マレーシアは、マレー系65%、華僑系24%、インド系8%の多民族で構成され、多数を占めるマレー系の多くはイスラム教徒です。
もちろん、消費される商品はイスラム教の戒律に則ったもの(ハラール)であり、それを証明するマークをハラール認証と言います。

 ハラール認証の対象となる商品は、食品はもちろん化粧品や医薬品なども含まれていて、その対象となるマーケットは巨大です。
そのなかでも特に注目度が高いのがハラール食品市場で、その規模は約5470億ドル(約54兆7000億円)と、日系企業にとっては軽視できないマーケットと言えます。

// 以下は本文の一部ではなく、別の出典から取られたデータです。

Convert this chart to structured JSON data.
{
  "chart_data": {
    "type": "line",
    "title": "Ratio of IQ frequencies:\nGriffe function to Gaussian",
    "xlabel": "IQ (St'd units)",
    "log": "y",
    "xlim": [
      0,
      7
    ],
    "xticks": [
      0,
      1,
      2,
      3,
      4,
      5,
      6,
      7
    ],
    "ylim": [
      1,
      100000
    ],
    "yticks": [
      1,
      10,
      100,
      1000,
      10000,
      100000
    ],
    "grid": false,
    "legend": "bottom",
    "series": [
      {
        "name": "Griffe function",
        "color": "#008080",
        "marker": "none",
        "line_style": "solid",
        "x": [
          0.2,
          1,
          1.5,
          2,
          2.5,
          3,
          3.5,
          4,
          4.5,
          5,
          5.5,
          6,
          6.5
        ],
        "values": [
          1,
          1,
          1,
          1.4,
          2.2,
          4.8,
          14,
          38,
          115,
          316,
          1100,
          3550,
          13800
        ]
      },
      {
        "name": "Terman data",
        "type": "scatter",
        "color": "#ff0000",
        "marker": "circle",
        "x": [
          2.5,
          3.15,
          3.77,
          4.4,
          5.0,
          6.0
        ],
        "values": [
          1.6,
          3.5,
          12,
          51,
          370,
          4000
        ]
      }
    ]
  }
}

 イスラム教徒は、戒律を守るために認証マークの有無を確認してから商品を購入するのですが、この認証には世界共通の認証機関がなく、認証機関別に申請取得期間や難易度が異なっています。
そのため、例えば日本のハラール認証機関からハラール認証を取得しても、その認証が世界中で通用するとは限りません。

 マレーシアは、世界で唯一、政府機関(JAKIMと言います)がハラール認証を付与しています。
その規格は最も厳格と言われるサウジアラビアに次いで厳しいとも言われており、他国のイスラム教徒にも認められている認証です。

 またマレーシアは、このような背景を利用して、約17億人を抱えるイスラム市場へのハブとしての位置づけを確立するために「ハラール・ハブ政策」を掲げています。
マレーシア政府は認証機関としての役割だけでなく、マレーシア国内での生産、主要市場である中東を含めた国内外での物流、貿易(販売)やプロモーションなど、総合的にサポートする体制を積極的に構築しています。

 上記のように、マレーシアは、まさにイスラム商圏に通じる「アジアのハブ」としての役割を担っているのです。